Day 20 Ribblehead to Dent
A Dent breakfast takes a bit of beating, and no trouble eating. We were then chauffeured up the fearsome Dent Station hill and caught the train back to Ribblehead and its magnificent viaduct. We went into the station buffet and had a coke talking to the very friendly and informative volunteers, one of whom was once a teacher at the Priory School in Shrewsbury
Then, having refreshed ourselves and been entertained, we set out upwards in the hot sizzling sun.
The landscape looked parched. It was quite obvious that, at times, this landscape is a boggy bog. Today everyone walking was smeared in sun cream. I can’t imagine that this is always the case.

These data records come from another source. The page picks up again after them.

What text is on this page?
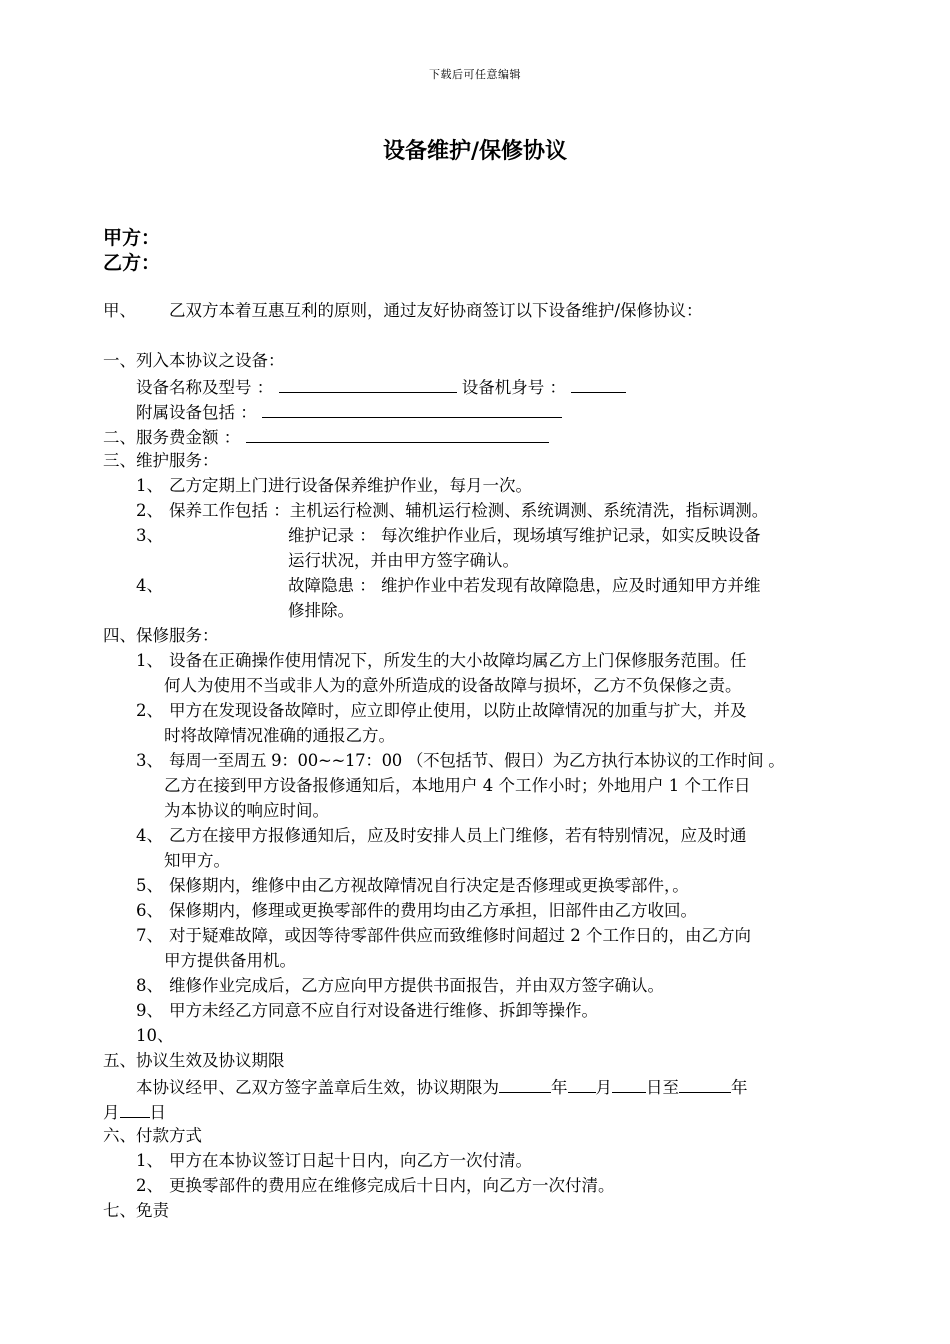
下载后可任意编辑
设备维护/保修协议
甲方：
乙方：
甲、 乙双方本着互惠互利的原则，通过友好协商签订以下设备维护/保修协议：
一、列入本协议之设备：
设备名称及型号 ：	设备机身号 ：
附属设备包括 ：
二、服务费金额 ：
三、维护服务：
1、 乙方定期上门进行设备保养维护作业，每月一次。
2、 保养工作包括 ：主机运行检测、辅机运行检测、系统调测、系统清洗，指标调测。
3、	维护记录 ： 每次维护作业后，现场填写维护记录，如实反映设备
运行状况，并由甲方签字确认。
4、	故障隐患 ： 维护作业中若发现有故障隐患，应及时通知甲方并维
修排除。
四、保修服务：
1、 设备在正确操作使用情况下，所发生的大小故障均属乙方上门保修服务范围。任
何人为使用不当或非人为的意外所造成的设备故障与损坏，乙方不负保修之责。
2、 甲方在发现设备故障时，应立即停止使用，以防止故障情况的加重与扩大，并及
时将故障情况准确的通报乙方。
3、 每周一至周五 9：00~~17：00 （不包括节、假日）为乙方执行本协议的工作时间 。
乙方在接到甲方设备报修通知后，本地用户 4 个工作小时；外地用户 1 个工作日
为本协议的响应时间。
4、 乙方在接甲方报修通知后，应及时安排人员上门维修，若有特别情况，应及时通
知甲方。
5、 保修期内，维修中由乙方视故障情况自行决定是否修理或更换零部件，。
6、 保修期内，修理或更换零部件的费用均由乙方承担，旧部件由乙方收回。
7、 对于疑难故障，或因等待零部件供应而致维修时间超过 2 个工作日的，由乙方向
甲方提供备用机。
8、 维修作业完成后，乙方应向甲方提供书面报告，并由双方签字确认。
9、 甲方未经乙方同意不应自行对设备进行维修、拆卸等操作。
10、
五、协议生效及协议期限
本协议经甲、乙双方签字盖章后生效，协议期限为	年 月 日至	年
月 日
六、付款方式
1、 甲方在本协议签订日起十日内，向乙方一次付清。
2、 更换零部件的费用应在维修完成后十日内，向乙方一次付清。
七、免责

The path before us was clear. Walkers of all shapes and sizes were moving resolutely up the hill. We resolutely followed these experienced and athletic walkers. Unfortunately for us everyone, apart from ourselves, was engaged on a different walk to that on which we had set our hearts. Discovering our mistake we had two choices. One, retrace our steps to the error point or two, strike out over tussocky moorland and hope for the best. We could see our target, a railway tunnel breather tower, so headed for it
The path was long and steep.
Arriving at the breather tower we stopped for a breather ourselves. We were delighted when we could hear the rushing air in the tower as a train approached underneath. It grew to a crescendo and then changed tone as the train moved on and air was sucked back in.
That first tower led to others, all higher up the hill than the last one.
The map showed us that we would pass through a wood on our descent. We were looking forward to sitting in the shade and enjoying some cheese and an apple. Imagine our disappointment when we discovered that the wood was a wood no more.
We had dawdled so much at Ribblehead Station and at other beauty spots that our intended destination was not manageable in the time. We decided to make for Dent Station in order not to make the day too long. It became fairly obvious that we might not even get to Dent station in time to catch the train so we had to really pick up the pace. If anyone knows the hill to Dent Station then they would agree, I think, that haring up there with a heavy pack is taxing.
Finally, at the station, on time, we sat and waited. The time passed and no train came. It is at this time that one starts to doubt first the timetable, then the reading of the timetable. I rang the signalbox man at the box prior to Dent who gave me the glad news that the train was late but on its way.